Investor Strategy

Nikola is ‘a broken stock’ and could lose another 75%, one strategist says

Trevor Milton
Nikola founder and executive chairman Trevor Milton.
Massimo Pinca/Reuters
  • Nikola’s stock price has been in freefall since a short-seller report accused the company of misleading investors.
  • Steve Kalayjian of Ticker Tocker thinks there could be further pain for the “broken stock” and it could crash to $5, from around $19.50, where it currently trades.
  • The stock received its first sell-rating from Wedbush this week after Nikola CEO Trevor Milton has stepped down.
  • Visit Business Insider’s homepage for more stories.
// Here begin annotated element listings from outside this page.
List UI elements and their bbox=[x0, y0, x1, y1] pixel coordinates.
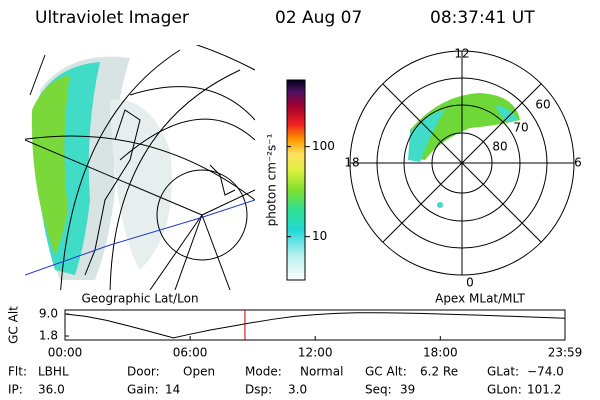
field-value: 39 bbox=[400, 383, 415, 397]
mlat-label: 70 bbox=[513, 121, 528, 135]
field-value: 101.2 bbox=[527, 383, 561, 397]
colorbar-tick-label: 10 bbox=[312, 229, 327, 243]
field-value: −74.0 bbox=[527, 365, 564, 379]
field-value: 3.0 bbox=[288, 383, 307, 397]
field-value: 14 bbox=[165, 383, 180, 397]
colorbar-tick-label: 100 bbox=[312, 139, 335, 153]
x-tick-label: 00:00 bbox=[48, 346, 83, 360]
x-tick-label: 06:00 bbox=[173, 346, 208, 360]
x-tick-label: 23:59 bbox=[548, 346, 583, 360]
y-tick-label: 1.8 bbox=[39, 329, 58, 343]
field-value: 36.0 bbox=[38, 383, 65, 397]
y-tick-label: 9.0 bbox=[39, 306, 58, 320]
mlat-label: 60 bbox=[535, 98, 550, 112]
field-label: Gain: bbox=[127, 383, 159, 397]
field-label: Flt: bbox=[8, 365, 27, 379]
field-label: Door: bbox=[127, 365, 160, 379]
field-label: Dsp: bbox=[245, 383, 272, 397]
field-value: Open bbox=[183, 365, 215, 379]
colorbar bbox=[286, 79, 306, 281]
polar-plot: 12 18 6 0 60 70 80 bbox=[344, 47, 581, 290]
field-label: GLon: bbox=[487, 383, 522, 397]
mlt-label: 18 bbox=[344, 156, 359, 170]
x-tick-label: 18:00 bbox=[423, 346, 458, 360]
field-value: LBHL bbox=[38, 365, 69, 379]
time: 08:37:41 UT bbox=[430, 8, 535, 28]
altitude-curve bbox=[64, 312, 566, 339]
date: 02 Aug 07 bbox=[275, 8, 362, 28]
panel-label: Apex MLat/MLT bbox=[435, 292, 525, 306]
mlat-label: 80 bbox=[492, 140, 507, 154]
field-label: Mode: bbox=[245, 365, 282, 379]
field-label: GC Alt: bbox=[365, 365, 407, 379]
mlt-label: 6 bbox=[574, 156, 582, 170]
field-value: Normal bbox=[300, 365, 343, 379]
geographic-image bbox=[25, 45, 255, 290]
field-value: 6.2 Re bbox=[420, 365, 458, 379]
mlt-label: 12 bbox=[454, 47, 469, 61]
x-tick-label: 12:00 bbox=[298, 346, 333, 360]
colorbar-label: photon cm⁻²s⁻¹ bbox=[265, 133, 279, 226]
field-label: GLat: bbox=[487, 365, 519, 379]
title: Ultraviolet Imager bbox=[35, 8, 189, 28]
timeline-label: GC Alt bbox=[7, 306, 21, 344]
field-label: IP: bbox=[8, 383, 23, 397]
mlt-label: 0 bbox=[466, 276, 474, 290]
panel-label: Geographic Lat/Lon bbox=[81, 292, 198, 306]
field-label: Seq: bbox=[365, 383, 392, 397]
Shares in electric truck maker Nikola have been on a roller-coaster journey this month, ever since a scathing short-seller report complained the company had misled investors and one strategist is predicting the stock could lose another 75% in value.

Steve Kalayjian, chief strategist and co-founder of trading platform Ticker Tocker told Business Insider: “Looking at Nikola’s stock chart. It’s a broken stock. I would avoid it. It could possibly go to $5, it’s really hard to tell where it goes from here.”

The company went public in early June, when it hit a whopping $93.99. It has since lost 80% of its value, closing on Friday at $19.46.

“There is nothing from a technical view to support it,” Kalayjian added.

Nikola received its first “sell-rating” from Wedbush on Thursday. Analysts led by Dan Ives also cut their price target for Nikola to $15 from $45.

Nikola had been in talks with energy firms about potentially forming a partnership to build a network of hydrogen re-fueling stations that could eventually pave the way for the company to roll out hydrogen-powered trucks, but the Wall Street Journal reported on Wednesday that these talks had been put on “hold”.

The stock has shed around half its value since short-seller Hindenburg Research published a report on September 10, citing “extensive evidence” the company misled investors, prompting chief executive Trevor Milton to step down this week.

Anthony Denier, CEO of online trading platform Webull, thinks Wedbush will the the first in a raft of downgrades from Wall Street analysts.

“There is definitely a herd mentality on Wall Street, and when one firm issues a sell rating, it gives cover to other analysts who might have wanted to make a similar call, but were reluctant to be so bold,” he said. “If the news gets worse, I wouldn’t be surprised if it goes lower than $15.”

The Securities and Exchange Commission and Department of Justice opened an investigation into Nikola last week.